Secretary of Defense Mattis should be present at all meetings between Putin and Trump, without exception. There must be no secret meetings between the Russian dictator and the American president.
The battlefield between Trump and Putin on one hand, and Mueller on the other, is converging with the midterm elections because of the delay and defame strategy of Trump. Putin fears Mueller because he fears the public exposure of his attacks against America.
Trump fears Mueller and masterminds an all-out attack against him, because he fears what Mueller may find about collusion between his inner circle and Russians attacking America under orders from Putin.
Mueller should take no public actions after Oct. 1 and before the midterm elections. Until Oct. 1, he should act wherever the facts lead him.

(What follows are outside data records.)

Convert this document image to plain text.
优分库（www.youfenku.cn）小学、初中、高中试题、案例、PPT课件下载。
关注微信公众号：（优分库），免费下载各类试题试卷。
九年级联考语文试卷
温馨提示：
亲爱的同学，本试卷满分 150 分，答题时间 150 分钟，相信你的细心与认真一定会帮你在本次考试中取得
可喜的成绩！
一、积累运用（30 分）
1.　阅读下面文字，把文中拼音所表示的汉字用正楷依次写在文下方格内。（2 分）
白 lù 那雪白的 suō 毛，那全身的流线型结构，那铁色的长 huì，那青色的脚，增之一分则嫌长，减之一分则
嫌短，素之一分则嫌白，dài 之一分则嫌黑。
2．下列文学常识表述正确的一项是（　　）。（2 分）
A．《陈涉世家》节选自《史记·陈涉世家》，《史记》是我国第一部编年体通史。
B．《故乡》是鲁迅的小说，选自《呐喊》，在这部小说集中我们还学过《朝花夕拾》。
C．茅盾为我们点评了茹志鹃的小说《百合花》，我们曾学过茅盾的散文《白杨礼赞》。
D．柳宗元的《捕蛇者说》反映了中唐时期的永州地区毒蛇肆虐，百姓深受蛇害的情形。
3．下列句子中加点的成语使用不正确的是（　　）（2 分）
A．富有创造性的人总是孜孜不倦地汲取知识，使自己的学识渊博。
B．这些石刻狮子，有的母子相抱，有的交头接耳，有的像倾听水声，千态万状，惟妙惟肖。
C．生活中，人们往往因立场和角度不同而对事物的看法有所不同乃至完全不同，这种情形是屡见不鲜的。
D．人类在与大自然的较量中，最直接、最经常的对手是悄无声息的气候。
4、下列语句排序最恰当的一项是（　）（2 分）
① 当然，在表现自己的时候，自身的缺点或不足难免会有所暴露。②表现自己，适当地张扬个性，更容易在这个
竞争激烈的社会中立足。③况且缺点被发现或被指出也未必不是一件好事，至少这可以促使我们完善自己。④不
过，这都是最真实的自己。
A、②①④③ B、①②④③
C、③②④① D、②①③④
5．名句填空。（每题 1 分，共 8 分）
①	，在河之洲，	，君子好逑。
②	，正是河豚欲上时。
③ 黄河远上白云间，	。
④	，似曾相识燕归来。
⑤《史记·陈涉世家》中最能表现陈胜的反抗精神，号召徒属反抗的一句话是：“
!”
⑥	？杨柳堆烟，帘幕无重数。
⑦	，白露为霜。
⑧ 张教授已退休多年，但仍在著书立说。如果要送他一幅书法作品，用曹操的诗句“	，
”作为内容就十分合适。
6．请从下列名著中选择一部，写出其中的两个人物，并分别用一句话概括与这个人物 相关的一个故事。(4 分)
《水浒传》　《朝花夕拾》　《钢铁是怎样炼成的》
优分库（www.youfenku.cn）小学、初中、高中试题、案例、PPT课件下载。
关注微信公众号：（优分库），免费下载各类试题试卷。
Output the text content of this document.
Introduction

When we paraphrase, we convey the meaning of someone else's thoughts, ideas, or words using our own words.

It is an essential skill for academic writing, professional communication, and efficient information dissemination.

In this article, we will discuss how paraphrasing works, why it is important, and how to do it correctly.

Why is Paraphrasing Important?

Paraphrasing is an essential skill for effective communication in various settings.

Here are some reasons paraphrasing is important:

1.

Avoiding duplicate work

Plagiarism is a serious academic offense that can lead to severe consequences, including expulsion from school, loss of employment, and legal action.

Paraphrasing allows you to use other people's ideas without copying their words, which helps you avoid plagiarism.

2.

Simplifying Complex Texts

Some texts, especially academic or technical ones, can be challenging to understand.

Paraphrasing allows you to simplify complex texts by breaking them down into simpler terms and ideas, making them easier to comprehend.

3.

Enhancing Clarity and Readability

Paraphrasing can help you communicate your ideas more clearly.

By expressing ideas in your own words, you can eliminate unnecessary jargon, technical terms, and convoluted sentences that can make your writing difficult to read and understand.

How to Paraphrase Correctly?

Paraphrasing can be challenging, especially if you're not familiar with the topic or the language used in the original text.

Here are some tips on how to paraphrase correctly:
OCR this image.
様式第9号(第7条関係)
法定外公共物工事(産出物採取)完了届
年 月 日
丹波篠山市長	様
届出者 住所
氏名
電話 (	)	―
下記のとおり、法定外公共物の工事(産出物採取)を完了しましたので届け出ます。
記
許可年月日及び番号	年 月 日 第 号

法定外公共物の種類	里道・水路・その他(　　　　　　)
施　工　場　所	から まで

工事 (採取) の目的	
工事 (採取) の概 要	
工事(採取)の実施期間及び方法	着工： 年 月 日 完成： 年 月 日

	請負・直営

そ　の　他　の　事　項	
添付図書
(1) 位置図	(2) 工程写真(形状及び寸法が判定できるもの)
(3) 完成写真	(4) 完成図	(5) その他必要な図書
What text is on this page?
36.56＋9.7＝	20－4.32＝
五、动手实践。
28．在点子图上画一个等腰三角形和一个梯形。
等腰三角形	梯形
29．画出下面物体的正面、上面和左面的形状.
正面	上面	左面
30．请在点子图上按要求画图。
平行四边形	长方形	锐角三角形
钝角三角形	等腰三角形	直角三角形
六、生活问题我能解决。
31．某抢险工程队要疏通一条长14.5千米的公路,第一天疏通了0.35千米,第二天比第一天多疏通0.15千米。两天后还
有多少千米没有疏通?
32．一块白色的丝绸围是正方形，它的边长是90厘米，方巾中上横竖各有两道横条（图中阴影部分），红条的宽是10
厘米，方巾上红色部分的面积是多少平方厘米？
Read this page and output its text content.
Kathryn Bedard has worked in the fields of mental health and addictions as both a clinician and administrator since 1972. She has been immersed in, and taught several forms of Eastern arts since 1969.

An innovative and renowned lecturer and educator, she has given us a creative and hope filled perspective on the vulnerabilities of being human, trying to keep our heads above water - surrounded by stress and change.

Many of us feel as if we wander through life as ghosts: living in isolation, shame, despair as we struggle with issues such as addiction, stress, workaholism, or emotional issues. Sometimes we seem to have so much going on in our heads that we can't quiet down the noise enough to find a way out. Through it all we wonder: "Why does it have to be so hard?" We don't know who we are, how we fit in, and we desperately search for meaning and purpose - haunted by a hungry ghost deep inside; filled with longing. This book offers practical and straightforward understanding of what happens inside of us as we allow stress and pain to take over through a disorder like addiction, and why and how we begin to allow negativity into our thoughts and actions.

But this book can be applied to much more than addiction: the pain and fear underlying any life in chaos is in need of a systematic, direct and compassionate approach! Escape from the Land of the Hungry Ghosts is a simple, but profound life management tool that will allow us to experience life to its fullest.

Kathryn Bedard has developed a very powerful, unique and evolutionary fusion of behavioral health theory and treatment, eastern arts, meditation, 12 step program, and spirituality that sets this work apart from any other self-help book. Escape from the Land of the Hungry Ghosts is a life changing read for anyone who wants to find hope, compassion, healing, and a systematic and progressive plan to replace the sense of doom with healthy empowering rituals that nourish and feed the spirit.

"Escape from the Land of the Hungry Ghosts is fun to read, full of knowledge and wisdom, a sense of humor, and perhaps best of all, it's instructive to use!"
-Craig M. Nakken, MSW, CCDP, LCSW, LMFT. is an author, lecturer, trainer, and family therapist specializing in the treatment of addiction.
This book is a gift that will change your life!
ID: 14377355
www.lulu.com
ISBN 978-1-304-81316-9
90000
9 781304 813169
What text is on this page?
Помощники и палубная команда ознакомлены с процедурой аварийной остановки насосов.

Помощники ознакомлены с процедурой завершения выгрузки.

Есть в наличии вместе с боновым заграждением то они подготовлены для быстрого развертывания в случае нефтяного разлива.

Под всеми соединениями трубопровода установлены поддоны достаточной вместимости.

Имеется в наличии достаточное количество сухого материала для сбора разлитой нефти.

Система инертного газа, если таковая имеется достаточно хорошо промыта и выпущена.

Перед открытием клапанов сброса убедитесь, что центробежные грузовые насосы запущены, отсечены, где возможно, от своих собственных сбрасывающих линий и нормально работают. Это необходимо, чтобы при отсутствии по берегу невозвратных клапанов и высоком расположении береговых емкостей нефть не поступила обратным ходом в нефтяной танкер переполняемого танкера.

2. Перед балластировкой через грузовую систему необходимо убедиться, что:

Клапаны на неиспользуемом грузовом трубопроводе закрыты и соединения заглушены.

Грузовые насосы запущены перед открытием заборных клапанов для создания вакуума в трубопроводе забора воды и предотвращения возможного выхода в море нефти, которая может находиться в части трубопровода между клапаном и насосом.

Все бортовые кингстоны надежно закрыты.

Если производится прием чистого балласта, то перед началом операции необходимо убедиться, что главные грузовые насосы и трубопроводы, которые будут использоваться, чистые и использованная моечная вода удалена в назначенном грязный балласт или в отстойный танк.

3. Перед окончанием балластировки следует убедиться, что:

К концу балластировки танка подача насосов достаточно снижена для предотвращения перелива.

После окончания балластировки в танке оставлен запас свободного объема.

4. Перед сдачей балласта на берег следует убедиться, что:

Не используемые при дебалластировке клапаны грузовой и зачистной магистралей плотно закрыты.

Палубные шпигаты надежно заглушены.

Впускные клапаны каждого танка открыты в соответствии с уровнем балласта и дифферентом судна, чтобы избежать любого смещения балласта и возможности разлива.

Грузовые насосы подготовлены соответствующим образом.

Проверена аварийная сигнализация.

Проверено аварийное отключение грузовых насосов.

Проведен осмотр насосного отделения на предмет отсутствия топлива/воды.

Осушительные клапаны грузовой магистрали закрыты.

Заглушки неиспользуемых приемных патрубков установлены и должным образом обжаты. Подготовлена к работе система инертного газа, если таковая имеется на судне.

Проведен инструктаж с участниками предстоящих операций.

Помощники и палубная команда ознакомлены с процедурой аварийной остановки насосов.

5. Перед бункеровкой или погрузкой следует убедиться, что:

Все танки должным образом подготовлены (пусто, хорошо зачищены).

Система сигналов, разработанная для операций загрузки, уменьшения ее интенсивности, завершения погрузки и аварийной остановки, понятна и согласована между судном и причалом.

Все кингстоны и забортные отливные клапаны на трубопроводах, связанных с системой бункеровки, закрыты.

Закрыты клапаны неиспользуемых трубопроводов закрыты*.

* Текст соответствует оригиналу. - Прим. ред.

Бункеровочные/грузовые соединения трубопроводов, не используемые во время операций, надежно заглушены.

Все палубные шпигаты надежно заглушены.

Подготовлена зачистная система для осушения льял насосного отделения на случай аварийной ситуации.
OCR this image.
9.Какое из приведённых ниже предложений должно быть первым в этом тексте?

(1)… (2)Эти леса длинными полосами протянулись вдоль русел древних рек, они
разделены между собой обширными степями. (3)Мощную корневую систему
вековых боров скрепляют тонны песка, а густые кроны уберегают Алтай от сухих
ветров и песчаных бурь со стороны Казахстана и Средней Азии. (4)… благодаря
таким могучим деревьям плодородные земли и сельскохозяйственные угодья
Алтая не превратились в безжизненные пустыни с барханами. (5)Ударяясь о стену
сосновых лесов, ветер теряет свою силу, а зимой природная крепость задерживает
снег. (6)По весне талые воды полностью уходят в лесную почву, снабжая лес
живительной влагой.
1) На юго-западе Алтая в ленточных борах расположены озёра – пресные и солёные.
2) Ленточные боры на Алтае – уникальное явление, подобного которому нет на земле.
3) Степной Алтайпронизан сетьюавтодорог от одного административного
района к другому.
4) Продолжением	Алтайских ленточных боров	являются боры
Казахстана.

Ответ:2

The coming midterm elections may be the most important midterm elections in American history. There is a high probability that Democrats emerge with control of at least one house of Congress and possibly both.
There is an ominous sense among voters that something has gone terribly wrong in America with Trump and Republicans in control of every branch of government.
The liberal base is rising. As I recently wrote, a growing number of principled conservatives agree that the nation would be served by Democratic control of Congress, for reasons including the battles of Mattis vs. Trump vs. NATO vs. Putin vs. Mueller discussed here.
Brent Budowsky was an aide to former Sen. Lloyd Bentsen (D-Texas) and former Rep. Bill Alexander (D-Ark.), who was chief deputy majority whip of the U.S. House of Representatives. He holds an LLM in international financial law from the London School of Economics.